Such conduct violates the ICCPR and the Torture Convention, but lets ask - are we bothered by it? Does it make our blood boil that the country which claims to be "the land of the free" would engage is such manifest abuses of human rights? Or do we not care because the "disappeared" are "the worst of the worst" of terrorists (or at least so the US government claims)?
As to the "worst of the worst" point, the Amnesty Report reveals that the "disappeared" include low level terror suspects as well as families (including children) of the suspects. How a 7-year old child can be considered the "worst of the worst" is unclear. But lets ignore that. Lets assume that the "disappeared" are in fact dangerous terrorists (we have to assume because, as none of them have been given a fair trial, we'll never know for sure).
Is disappearance, indefinite secret detention and torture justified because America is fighting those who threaten to destroy "our way of life"? Is it ok because the suspects are alleged terrorists as opposed to your ordinary everyday criminals? Is such conduct acceptable against people who violently oppose "our values" and "our laws" and "our freedoms"?
I cannot help thinking that, if this is what the "war on terror" is about, then we have already lost. In the rush to "defend its way of life" America has sacrificed the very values and principles it claimed to protect. By violating key human rights and civil rights obligations America has done more to destroy its own freedoms, its own values and its own laws than any terror group could have hoped to achieve. One cannot fight an enemy by becoming that enemy, one cannot defend one's values by engaging in the very conduct that those values condemn.
It is easy to respect human rights of those we love, it is harder to respect the human rights of those we hate or those we fear. That is the ultimate test of our commitment to our core values and it is a test that America has failed. It is tempting to make exceptions for one's enemies. They may even appear to be justified, notwithstanding the fact that no derogation is permitted from prohibition on torture, no matter what the circumstances.

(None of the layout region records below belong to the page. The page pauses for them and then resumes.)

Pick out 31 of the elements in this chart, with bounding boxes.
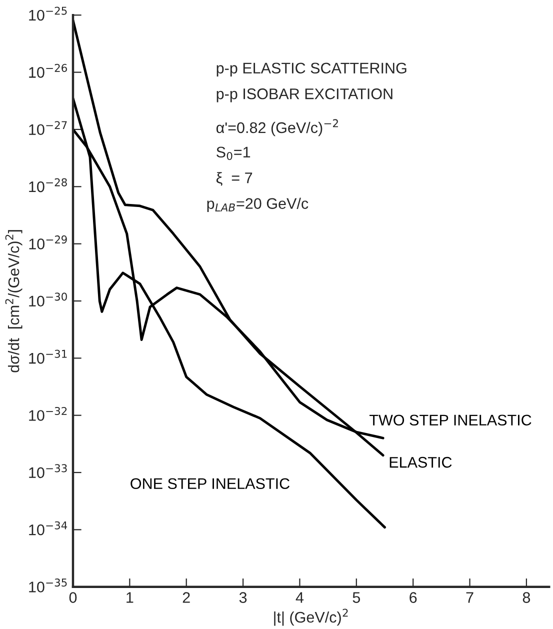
series-label: ELASTIC <box>390 456 452 468</box>
y-tick-label: 10$^{−25}$ <box>29 6 67 21</box>
x-tick-label: 1 <box>126 592 134 603</box>
y-axis-title: dσ/dt [cm$^{2}$/(GeV/c)$^{2}$] <box>5 230 22 372</box>
annotation: p-p ELASTIC SCATTERING <box>216 62 406 77</box>
text: ONE STEP INELASTIC <box>130 478 290 490</box>
annotation: S$_{0}$=1 <box>216 146 250 160</box>
x-tick-label: 3 <box>239 592 247 603</box>
x-axis-title: |t| (GeV/c)$^{2}$ <box>274 608 348 626</box>
y-tick-label: 10$^{−26}$ <box>29 64 67 78</box>
x-tick-label: 0 <box>69 592 77 603</box>
y-tick-label: 10$^{−33}$ <box>29 464 67 478</box>
x-tick-label: 5 <box>352 592 360 603</box>
y-tick-label: 10$^{−27}$ <box>29 121 67 136</box>
y-tick-label: 10$^{−35}$ <box>29 578 67 592</box>
x-tick-label: 7 <box>466 592 474 603</box>
y-tick-label: 10$^{−32}$ <box>29 406 67 421</box>
x-tick-label: 6 <box>410 592 417 603</box>
y-tick-label: 10$^{−31}$ <box>29 350 67 364</box>
y-tick-label: 10$^{−29}$ <box>29 235 67 250</box>
annotation: p-p ISOBAR EXCITATION <box>216 88 392 102</box>
annotation: α'=0.82 (GeV/c)$^{−2}$ <box>216 119 338 136</box>
y-tick-label: 10$^{−34}$ <box>29 521 68 536</box>
annotation: ξ = 7 <box>216 172 252 186</box>
annotation: p$_{LAB}$=20 GeV/c <box>207 198 308 212</box>
x-tick-label: 2 <box>182 592 190 603</box>
series-label: TWO STEP INELASTIC <box>370 414 532 426</box>
y-tick-label: 10$^{−28}$ <box>29 178 67 192</box>
x-tick-label: 8 <box>522 592 530 603</box>
y-tick-label: 10$^{−30}$ <box>29 292 67 307</box>
x-tick-label: 4 <box>296 592 304 603</box>
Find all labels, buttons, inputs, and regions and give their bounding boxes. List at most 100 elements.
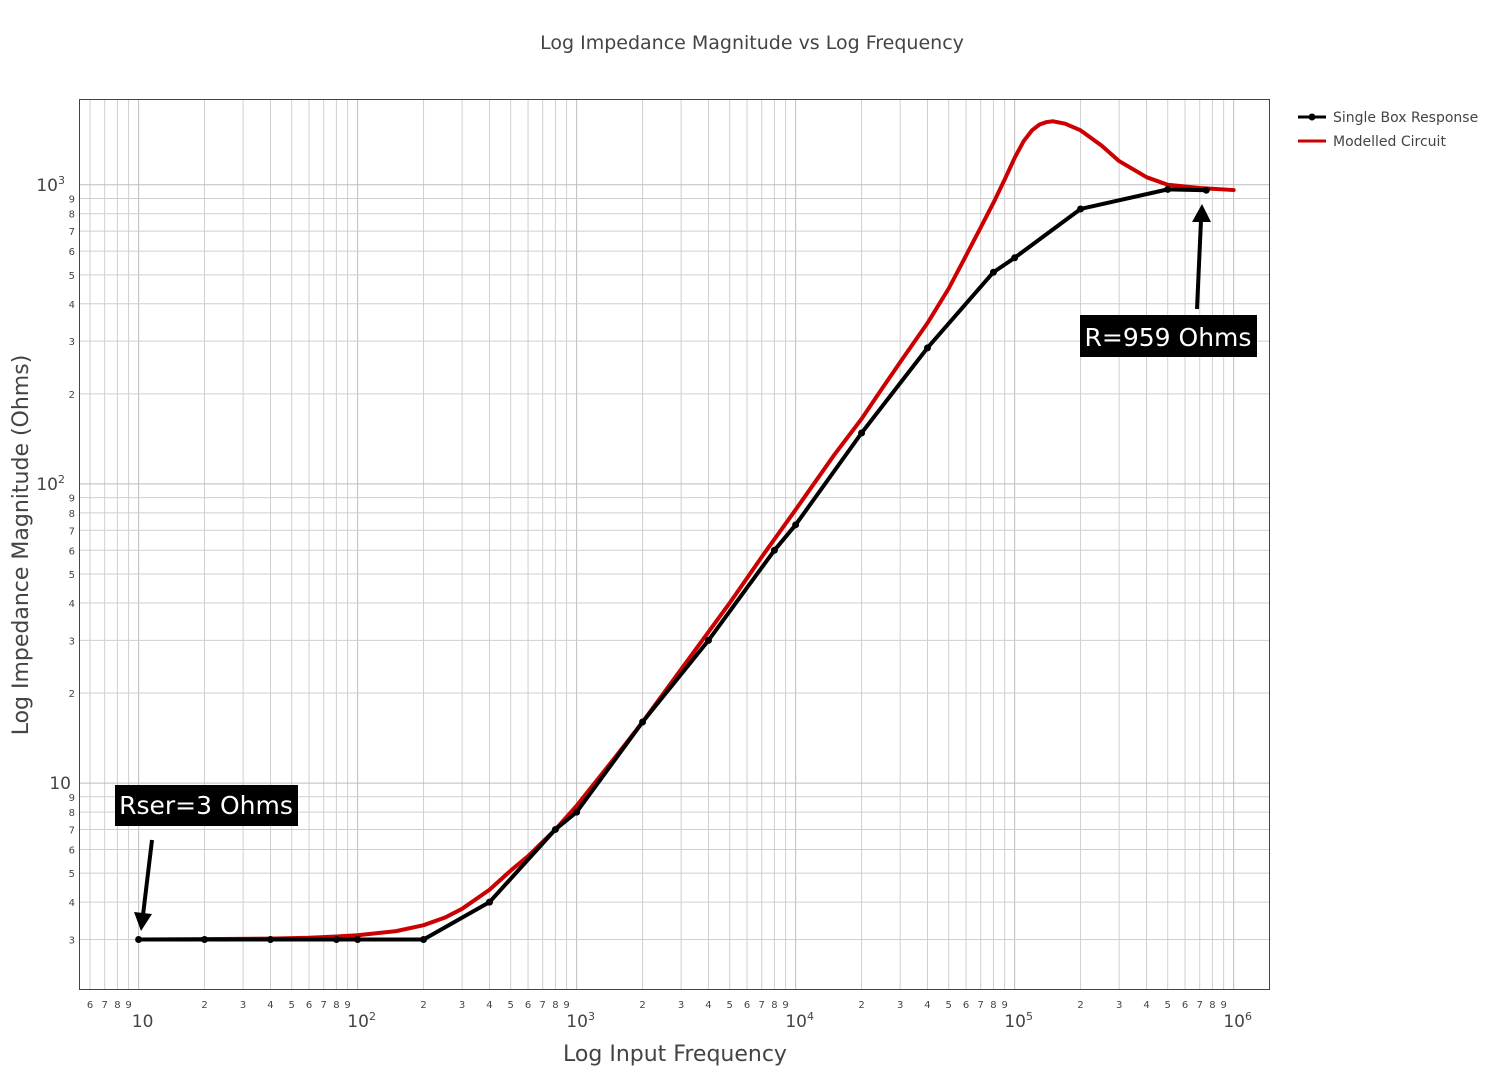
legend[interactable]: Single Box Response Modelled Circuit <box>1298 110 1478 150</box>
x-tick-label: 2 <box>420 1000 426 1011</box>
annotation-rser-box <box>115 785 298 826</box>
y-tick-label: 4 <box>69 898 75 909</box>
x-tick-label: 4 <box>486 1000 492 1011</box>
x-tick-label: 3 <box>897 1000 903 1011</box>
x-tick-label: 6 <box>525 1000 531 1011</box>
chart-title: Log Impedance Magnitude vs Log Frequency <box>540 32 964 54</box>
y-tick-label: 102 <box>36 473 65 495</box>
x-tick-label: 6 <box>744 1000 750 1011</box>
x-tick-label: 9 <box>344 1000 350 1011</box>
y-tick-label: 10 <box>49 774 71 794</box>
x-tick-label: 5 <box>1165 1000 1171 1011</box>
x-tick-label: 8 <box>1209 1000 1215 1011</box>
data-point-single-box-response <box>420 936 428 944</box>
x-tick-label: 5 <box>727 1000 733 1011</box>
x-tick-label: 2 <box>1077 1000 1083 1011</box>
y-tick-label: 4 <box>69 599 75 610</box>
data-point-single-box-response <box>1202 186 1210 194</box>
x-tick-label: 9 <box>1220 1000 1226 1011</box>
y-tick-label: 9 <box>69 494 75 505</box>
data-point-single-box-response <box>1164 185 1172 193</box>
x-tick-label: 3 <box>678 1000 684 1011</box>
data-point-single-box-response <box>332 936 340 944</box>
x-tick-label: 6 <box>1182 1000 1188 1011</box>
y-tick-label: 3 <box>69 636 75 647</box>
x-tick-label: 3 <box>1116 1000 1122 1011</box>
y-tick-label: 8 <box>69 509 75 520</box>
x-tick-label: 2 <box>201 1000 207 1011</box>
x-tick-label: 3 <box>459 1000 465 1011</box>
x-tick-label: 7 <box>101 1000 107 1011</box>
x-tick-label: 8 <box>333 1000 339 1011</box>
y-tick-label: 9 <box>69 194 75 205</box>
y-tick-label: 103 <box>36 174 65 196</box>
x-tick-label: 106 <box>1223 1010 1252 1032</box>
y-tick-label: 5 <box>69 570 75 581</box>
x-tick-label: 7 <box>321 1000 327 1011</box>
x-tick-label: 6 <box>306 1000 312 1011</box>
y-tick-label: 5 <box>69 271 75 282</box>
y-tick-label: 7 <box>69 227 75 238</box>
annotation-rser-label: Rser=3 Ohms <box>119 791 293 820</box>
x-tick-label: 9 <box>1001 1000 1007 1011</box>
x-tick-label: 104 <box>785 1010 814 1032</box>
annotation-r: R=959 Ohms <box>1080 204 1257 357</box>
annotation-rser-arrow <box>141 839 154 916</box>
series-line-single-box-response <box>136 187 1209 942</box>
x-tick-label: 9 <box>782 1000 788 1011</box>
x-tick-label: 4 <box>705 1000 711 1011</box>
data-point-single-box-response <box>573 808 581 816</box>
data-point-single-box-response <box>135 936 143 944</box>
y-tick-label: 8 <box>69 808 75 819</box>
legend-item-modelled-circuit[interactable]: Modelled Circuit <box>1298 134 1446 150</box>
data-point-single-box-response <box>1011 254 1019 262</box>
x-tick-label: 8 <box>771 1000 777 1011</box>
y-tick-label: 7 <box>69 825 75 836</box>
x-tick-label: 6 <box>87 1000 93 1011</box>
y-tick-label: 5 <box>69 869 75 880</box>
data-point-single-box-response <box>792 521 800 529</box>
data-point-single-box-response <box>485 898 493 906</box>
y-tick-label: 9 <box>69 793 75 804</box>
y-tick-label: 2 <box>69 390 75 401</box>
y-tick-label: 4 <box>69 300 75 311</box>
data-point-single-box-response <box>201 936 209 944</box>
grid <box>80 100 1269 989</box>
annotation-r-label: R=959 Ohms <box>1085 323 1252 352</box>
legend-marker-single-box-response <box>1308 113 1316 121</box>
y-tick-label: 7 <box>69 526 75 537</box>
x-tick-label: 10 <box>132 1012 154 1032</box>
y-tick-label: 6 <box>69 546 75 557</box>
x-tick-label: 7 <box>759 1000 765 1011</box>
annotation-rser: Rser=3 Ohms <box>115 785 298 931</box>
x-tick-label: 4 <box>1143 1000 1149 1011</box>
data-point-single-box-response <box>1077 205 1085 213</box>
y-tick-label: 6 <box>69 845 75 856</box>
x-tick-label: 3 <box>240 1000 246 1011</box>
x-tick-label: 102 <box>347 1010 376 1032</box>
legend-label-modelled-circuit: Modelled Circuit <box>1333 134 1446 150</box>
x-tick-label: 6 <box>963 1000 969 1011</box>
x-tick-label: 105 <box>1004 1010 1033 1032</box>
x-tick-label: 5 <box>946 1000 952 1011</box>
x-tick-label: 8 <box>114 1000 120 1011</box>
x-tick-label: 103 <box>566 1010 595 1032</box>
y-tick-label: 6 <box>69 247 75 258</box>
legend-item-single-box-response[interactable]: Single Box Response <box>1298 110 1478 126</box>
data-point-single-box-response <box>858 429 866 437</box>
x-tick-label: 9 <box>125 1000 131 1011</box>
data-point-single-box-response <box>989 268 997 276</box>
data-point-single-box-response <box>266 936 274 944</box>
x-tick-label: 5 <box>508 1000 514 1011</box>
data-point-single-box-response <box>704 636 712 644</box>
data-point-single-box-response <box>551 825 559 833</box>
y-tick-label: 3 <box>69 936 75 947</box>
x-tick-label: 7 <box>540 1000 546 1011</box>
x-tick-label: 7 <box>978 1000 984 1011</box>
series-line-modelled-circuit <box>136 119 1236 942</box>
x-tick-label: 4 <box>267 1000 273 1011</box>
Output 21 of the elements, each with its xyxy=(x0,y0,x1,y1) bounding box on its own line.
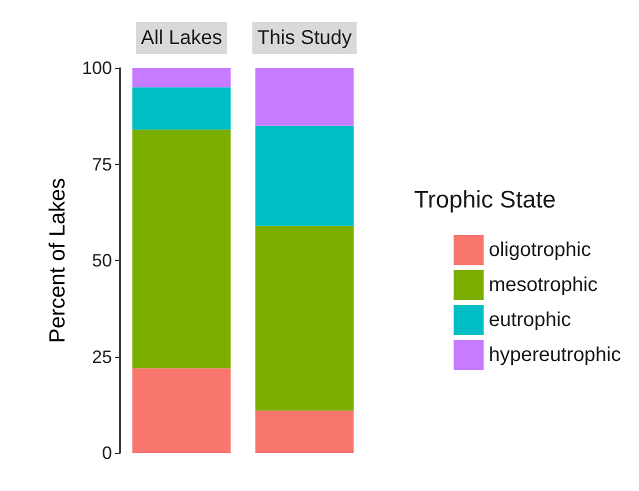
x-tick-label: All Lakes xyxy=(140,27,222,49)
y-tick-label: 100 xyxy=(82,58,112,78)
legend-label: hypereutrophic xyxy=(488,344,622,366)
bar xyxy=(132,368,231,453)
legend-label: mesotrophic xyxy=(488,274,598,296)
bar xyxy=(255,126,354,226)
x-tick-label: This Study xyxy=(257,27,352,49)
bar xyxy=(255,410,354,453)
legend-title: Trophic State xyxy=(414,186,556,214)
y-tick-label: 50 xyxy=(92,250,112,270)
legend-label: oligotrophic xyxy=(488,239,591,261)
y-axis-title: Percent of Lakes xyxy=(44,178,70,344)
bar xyxy=(255,226,354,411)
y-tick-label: 75 xyxy=(92,154,112,174)
y-tick-label: 25 xyxy=(92,346,112,367)
bar xyxy=(132,68,231,88)
bar xyxy=(255,68,354,126)
y-tick-label: 0 xyxy=(102,443,112,463)
legend-label: eutrophic xyxy=(488,309,571,331)
bar xyxy=(132,87,231,130)
bar xyxy=(132,130,231,368)
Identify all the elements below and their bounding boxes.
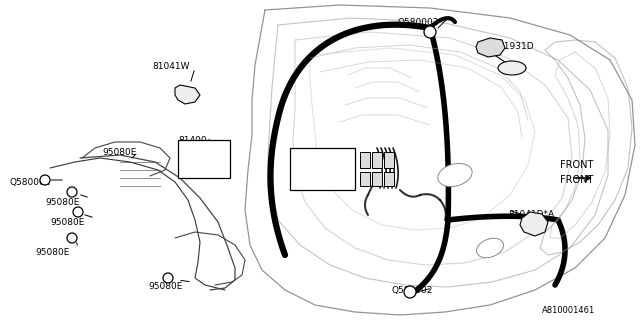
Text: 95080E: 95080E [50, 218, 84, 227]
Bar [384, 152, 394, 168]
Bar [178, 140, 230, 178]
Text: FRONT: FRONT [560, 175, 593, 185]
Bar [372, 172, 382, 186]
Polygon shape [476, 38, 505, 57]
Text: 95080E: 95080E [35, 248, 69, 257]
Text: A810001461: A810001461 [542, 306, 595, 315]
Circle shape [404, 286, 416, 298]
Circle shape [73, 207, 83, 217]
Circle shape [67, 233, 77, 243]
Bar [290, 148, 355, 190]
Circle shape [424, 26, 436, 38]
Circle shape [67, 187, 77, 197]
Text: Q580002: Q580002 [398, 18, 440, 27]
Ellipse shape [498, 61, 526, 75]
Ellipse shape [438, 164, 472, 187]
Circle shape [163, 273, 173, 283]
Text: 95080E: 95080E [45, 198, 79, 207]
Text: 81931D: 81931D [498, 42, 534, 51]
Text: FRONT: FRONT [560, 160, 593, 170]
Circle shape [40, 175, 50, 185]
Text: Q580002: Q580002 [10, 178, 51, 187]
Polygon shape [520, 212, 548, 236]
Text: 81041D*A: 81041D*A [508, 210, 554, 219]
Text: Q580002: Q580002 [392, 286, 433, 295]
Text: 81400: 81400 [178, 136, 207, 145]
Polygon shape [175, 85, 200, 104]
Text: 95080E: 95080E [148, 282, 182, 291]
Bar [360, 152, 370, 168]
Text: 81041W: 81041W [152, 62, 189, 71]
Bar [384, 172, 394, 186]
Bar [360, 172, 370, 186]
Bar [372, 152, 382, 168]
Text: 82210A*A: 82210A*A [292, 155, 337, 164]
Ellipse shape [477, 238, 504, 258]
Text: 95080E: 95080E [102, 148, 136, 157]
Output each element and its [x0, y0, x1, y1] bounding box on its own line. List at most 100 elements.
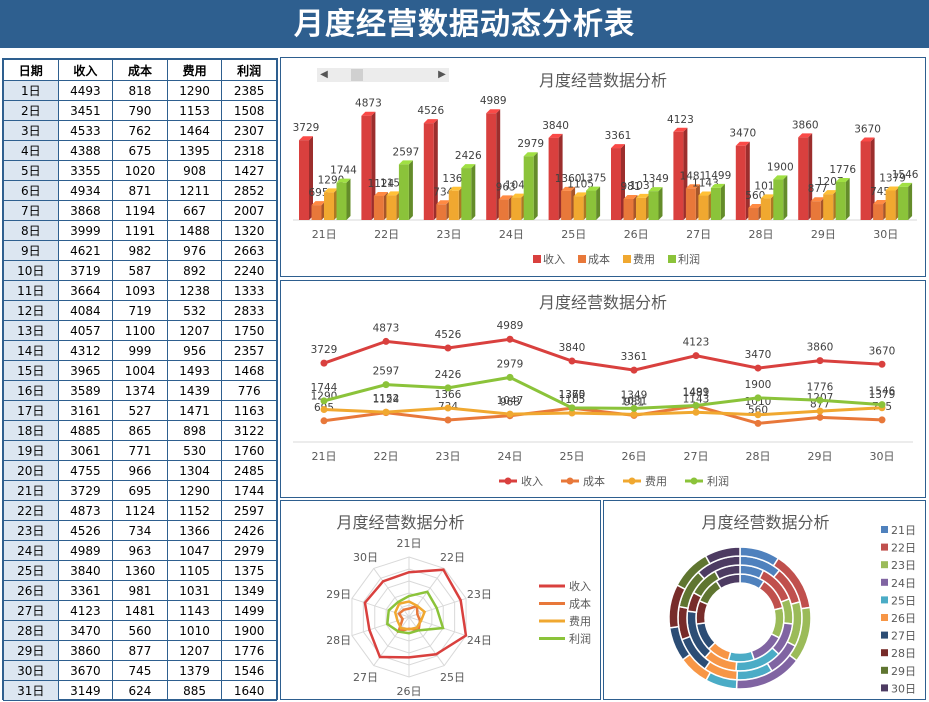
bar-data-label: 734: [433, 186, 453, 198]
table-cell-value: 2240: [221, 260, 277, 281]
legend-swatch: [881, 684, 888, 692]
bar: [885, 190, 896, 220]
bar: [835, 181, 846, 220]
legend-label: 27日: [891, 630, 916, 643]
bar-data-label: 2979: [517, 138, 544, 150]
table-row: 30日 3670 745 1379 1546: [3, 660, 277, 681]
table-cell-value: 1640: [221, 680, 277, 701]
table-cell-value: 1481: [112, 600, 168, 621]
table-cell-date: 8日: [3, 220, 59, 241]
bar-data-label: 3470: [729, 128, 756, 140]
table-cell-value: 4621: [57, 240, 114, 261]
table-row: 29日 3860 877 1207 1776: [3, 640, 277, 661]
table-cell-value: 1100: [112, 320, 168, 341]
table-row: 18日 4885 865 898 3122: [3, 420, 277, 441]
bar-top: [361, 111, 376, 116]
data-point: [692, 408, 700, 416]
table-cell-value: 1546: [221, 660, 277, 681]
legend-swatch: [881, 543, 888, 551]
table-cell-value: 1427: [221, 160, 277, 181]
doughnut-slice: [704, 546, 741, 565]
data-point: [754, 394, 762, 402]
data-point: [382, 408, 390, 416]
bar-top: [735, 141, 750, 146]
bar-data-label: 1776: [829, 164, 856, 176]
table-cell-value: 4934: [57, 180, 114, 201]
table-cell-value: 1143: [166, 600, 223, 621]
table-cell-value: 4885: [57, 420, 114, 441]
data-point: [506, 335, 514, 343]
table-row: 9日 4621 982 976 2663: [3, 240, 277, 261]
table-cell-value: 1010: [166, 620, 223, 641]
table-cell-date: 14日: [3, 340, 59, 361]
data-point: [382, 337, 390, 345]
legend-marker: [628, 477, 636, 485]
table-cell-value: 1493: [166, 360, 223, 381]
table-cell-value: 1508: [221, 100, 277, 121]
scroll-thumb[interactable]: [351, 69, 363, 81]
bar-data-label: 877: [808, 183, 828, 195]
point-data-label: 1124: [373, 394, 400, 406]
legend-label: 成本: [583, 474, 605, 488]
table-cell-value: 908: [166, 160, 223, 181]
table-cell-value: 790: [112, 100, 168, 121]
data-point: [692, 402, 700, 410]
bar: [860, 141, 871, 220]
bar-top: [885, 186, 900, 191]
table-row: 4日 4388 675 1395 2318: [3, 140, 277, 161]
bar-data-label: 695: [308, 187, 328, 199]
x-tick-label: 29日: [808, 450, 833, 463]
table-cell-value: 4312: [57, 340, 114, 361]
day-scrollbar[interactable]: ◀ ▶: [317, 68, 449, 82]
bar: [685, 188, 696, 220]
table-cell-value: 871: [112, 180, 168, 201]
table-cell-value: 885: [166, 680, 223, 701]
table-cell-value: 2979: [221, 540, 277, 561]
table-row: 23日 4526 734 1366 2426: [3, 520, 277, 541]
table-cell-value: 1207: [166, 640, 223, 661]
table-row: 27日 4123 1481 1143 1499: [3, 600, 277, 621]
bar-data-label: 1360: [555, 173, 582, 185]
bar-top: [511, 193, 526, 198]
legend-swatch: [578, 255, 586, 263]
x-tick-label: 26日: [624, 228, 649, 241]
table-cell-value: 1004: [112, 360, 168, 381]
table-cell-value: 1750: [221, 320, 277, 341]
scroll-left-arrow-icon[interactable]: ◀: [320, 69, 328, 80]
scroll-right-arrow-icon[interactable]: ▶: [438, 69, 446, 80]
legend-swatch: [881, 596, 888, 604]
table-cell-value: 1211: [166, 180, 223, 201]
table-cell-value: 1093: [112, 280, 168, 301]
table-cell-date: 27日: [3, 600, 59, 621]
data-point: [506, 373, 514, 381]
bar-top: [823, 190, 838, 195]
x-tick-label: 23日: [436, 450, 461, 463]
legend-label: 收入: [569, 579, 591, 593]
table-cell-date: 17日: [3, 400, 59, 421]
table-cell-date: 31日: [3, 680, 59, 701]
table-header-row: 日期 收入 成本 费用 利润: [3, 59, 277, 81]
table-cell-date: 19日: [3, 440, 59, 461]
table-cell-date: 24日: [3, 540, 59, 561]
bar-data-label: 1546: [892, 169, 919, 181]
x-tick-label: 22日: [374, 450, 399, 463]
radar-axis-label: 27日: [353, 671, 378, 684]
bar-top: [561, 186, 576, 191]
data-point: [444, 344, 452, 352]
bar-top: [523, 152, 538, 157]
x-tick-label: 28日: [749, 228, 774, 241]
table-row: 14日 4312 999 956 2357: [3, 340, 277, 361]
point-data-label: 963: [500, 397, 520, 409]
bar: [710, 187, 721, 220]
table-cell-value: 4493: [57, 80, 114, 101]
legend-label: 30日: [891, 682, 916, 695]
bar-top: [873, 200, 888, 205]
table-cell-value: 2007: [221, 200, 277, 221]
radar-axis-label: 30日: [353, 551, 378, 564]
bar-top: [698, 191, 713, 196]
table-cell-value: 4526: [57, 520, 114, 541]
radar-spoke: [351, 616, 410, 637]
bar-top: [423, 119, 438, 124]
table-cell-date: 28日: [3, 620, 59, 641]
bar: [636, 197, 646, 220]
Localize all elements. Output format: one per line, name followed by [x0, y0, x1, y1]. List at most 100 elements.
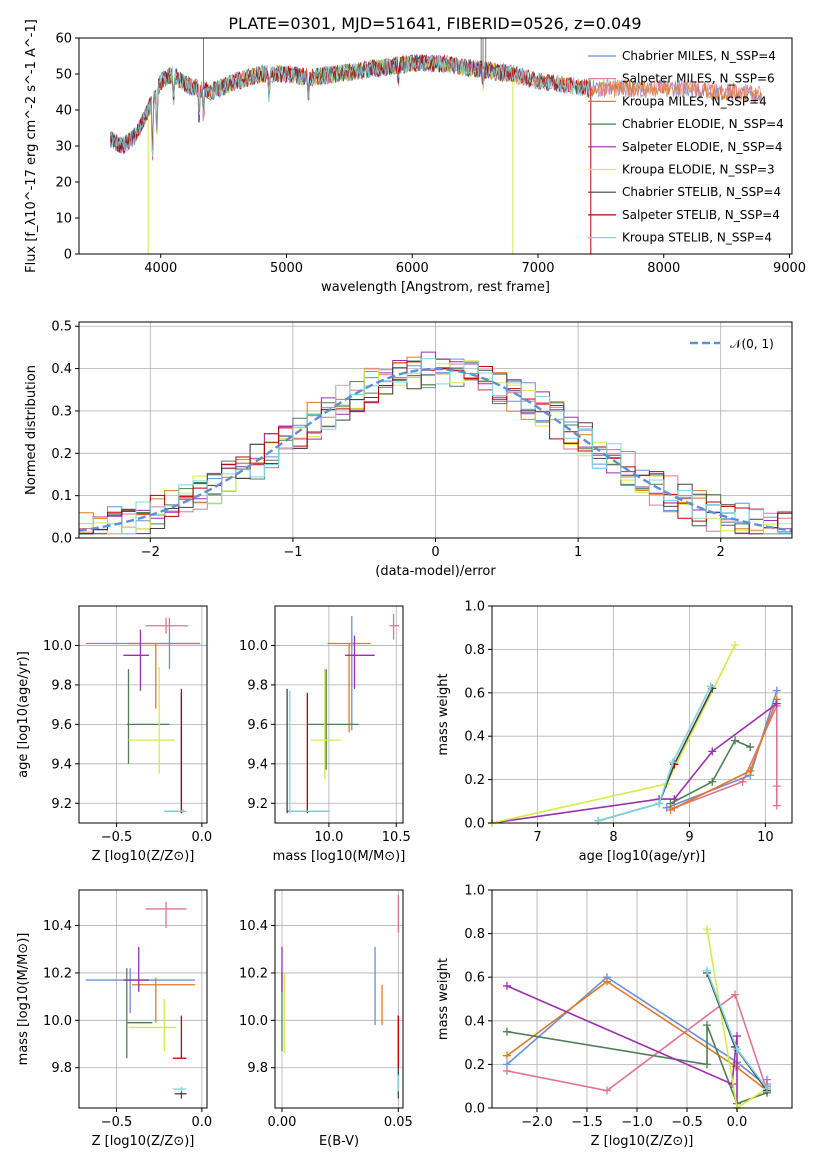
legend-label: Kroupa ELODIE, N_SSP=3	[622, 163, 775, 177]
legend-label: Salpeter STELIB, N_SSP=4	[622, 208, 780, 222]
y-tick-label: 9.2	[247, 797, 268, 812]
x-tick-label: 0.05	[384, 1115, 413, 1130]
mass-weight-marker	[733, 1032, 741, 1041]
y-tick-label: 9.4	[51, 757, 72, 772]
mass-weight-marker	[708, 747, 717, 756]
mass-weight-marker	[733, 1045, 741, 1054]
mass-weight-marker	[603, 1086, 611, 1095]
residual-histogram-panel: −2 −1 0 1 2 0.0 0.1 0.2 0.3 0.4 0.5 (data-model)/er…	[24, 320, 793, 579]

But remember this - if exceptions are permitted, someone would define them. Someone would need to say that certain people are not "human" for the purposes of enjoying human rights protection. That definition will be made by a person or a country with the power to do so, it will be made according to its own political agenda. For America it might be terror suspects. For Hitler it was six million Jews. For Pinochet it was thousands of left-wing sympathisers. For the terrorists it is those who don't subscribe to their view of the world.
If you are tempted to make exceptions of your enemies, you can rest assured that someday, someone will be able to make you the exception.